Gold is hitting new multiyear lows relative to the Standard & Poor's 500 Index. J.C. Parets, a technical analyst at Eagle Bay Capital, notes: “This downtrend has been very strong over the past 30 months and is hard to fight.” See the following chart:
The key support level, according to Parets, is $1,180. Spot silver has already broken its major support level of about $19. Parets adds that this break in silver could auger a further decline for gold as well, including the mining companies. If you must be long on a precious metal, Parets suggest you consider palladium as an alternative to gold or silver.
The driving force in the technical weakness of gold has been the rally in the U.S. dollar, which Parets describes as potentially an “epic squeeze.” Historically, there has been a reliable negative correlation between precious metals and the dollar.
Expectations for a snapback rally have failed to materialize. After falling by half in 2013, the gold-mining stocks staged a rally at the start of this year. Market Vectors Gold Miners ETF is up 14 percent year-to-date; it was down 55 percent in 2013. SPDR Gold Shares lost about a third of its value in 2013. So far this year, it is up about 7 percent. This collapse in 2013 led to a round of forecasts that a gold bottom was in the offing, and that investors should expect higher prices in 2014.
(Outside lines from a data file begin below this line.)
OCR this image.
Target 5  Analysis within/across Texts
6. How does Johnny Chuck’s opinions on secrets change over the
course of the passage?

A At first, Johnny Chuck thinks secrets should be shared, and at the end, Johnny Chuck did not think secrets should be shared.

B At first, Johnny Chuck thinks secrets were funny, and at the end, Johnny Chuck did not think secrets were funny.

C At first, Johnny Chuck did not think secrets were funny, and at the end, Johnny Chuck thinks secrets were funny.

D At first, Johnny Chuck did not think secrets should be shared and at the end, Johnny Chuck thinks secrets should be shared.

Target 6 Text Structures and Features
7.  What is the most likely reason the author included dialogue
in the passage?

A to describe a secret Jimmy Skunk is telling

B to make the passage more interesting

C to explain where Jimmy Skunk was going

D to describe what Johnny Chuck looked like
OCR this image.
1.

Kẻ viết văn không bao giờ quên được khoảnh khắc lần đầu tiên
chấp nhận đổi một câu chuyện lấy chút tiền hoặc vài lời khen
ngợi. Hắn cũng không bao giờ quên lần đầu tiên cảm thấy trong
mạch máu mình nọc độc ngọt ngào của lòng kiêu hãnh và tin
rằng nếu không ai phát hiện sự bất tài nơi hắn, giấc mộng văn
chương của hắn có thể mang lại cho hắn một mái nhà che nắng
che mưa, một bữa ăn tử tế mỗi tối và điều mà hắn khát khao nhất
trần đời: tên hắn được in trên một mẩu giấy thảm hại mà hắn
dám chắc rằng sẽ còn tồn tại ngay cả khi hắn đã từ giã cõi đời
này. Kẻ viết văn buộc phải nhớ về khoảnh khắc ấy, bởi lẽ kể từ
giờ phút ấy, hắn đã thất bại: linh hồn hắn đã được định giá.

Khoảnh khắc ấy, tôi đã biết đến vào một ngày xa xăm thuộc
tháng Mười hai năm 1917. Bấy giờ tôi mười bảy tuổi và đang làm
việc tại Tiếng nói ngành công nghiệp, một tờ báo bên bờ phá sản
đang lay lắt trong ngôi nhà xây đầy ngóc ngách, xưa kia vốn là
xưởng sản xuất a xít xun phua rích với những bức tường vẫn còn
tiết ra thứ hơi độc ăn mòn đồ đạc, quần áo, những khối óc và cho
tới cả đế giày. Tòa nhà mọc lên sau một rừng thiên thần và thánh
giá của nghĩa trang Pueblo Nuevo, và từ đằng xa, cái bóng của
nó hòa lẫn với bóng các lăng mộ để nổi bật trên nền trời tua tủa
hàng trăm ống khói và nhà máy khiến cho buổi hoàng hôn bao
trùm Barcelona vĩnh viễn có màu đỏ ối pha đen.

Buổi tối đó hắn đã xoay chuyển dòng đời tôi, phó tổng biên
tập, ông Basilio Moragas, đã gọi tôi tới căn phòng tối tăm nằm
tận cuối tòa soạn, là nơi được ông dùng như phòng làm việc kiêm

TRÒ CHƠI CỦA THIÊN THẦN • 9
So why has the rally in precious metals been notable mainly for its absence? There are several reasons:
1. Economic stability: Following the tumult of the financial crisis, the past five years have been relatively stable. Growth has been steady, albeit modest. The 1 percent decline in gross domestic products in the first quarter was chalked up to the worst winter in a half-century. Other data suggests significantly better numbers for the second quarter.
2. U.S. dollar rally: In the 2000s, the U.S. dollar index declined 41 percent. That helped gold prices soar. Since then, the dollar has been one of the stronger major currencies, providing a significant headwind to precious metals.
3. Low inflation: Despite ominous forecasts of hyperinflation, there has been only a modest increase in consumer price index. For five years, inflation has been a no-show. That removed a major rationale for gold ownership.
4. Geopolitics: Even with all of the turmoil, the fear trade hasn't caught on. Sure, the first half of this year has seen lots of regional skirmishes, but they remain local. The Ukraine crisis seems to be mostly a Russian affair, while disputes between China and its neighbors are specific problems to Asia. Yes, it always seems like we are on the verge of war breaking out somewhere, but geopolitics has been a minor this year.
5. No equity crash: The long-awaited bubble popping hasn't occurred. Expectations are that once this finally happens, investors will flock back to the precious metals.
The bottom line seems to be that all of the factors that led to the huge rally in gold from 2001-2011 are no longer present.
The year isn't yet half over and gold still could stage a comeback. But with each passing day, it looks more and more like the bull market in gold that began more than a decade ago is over.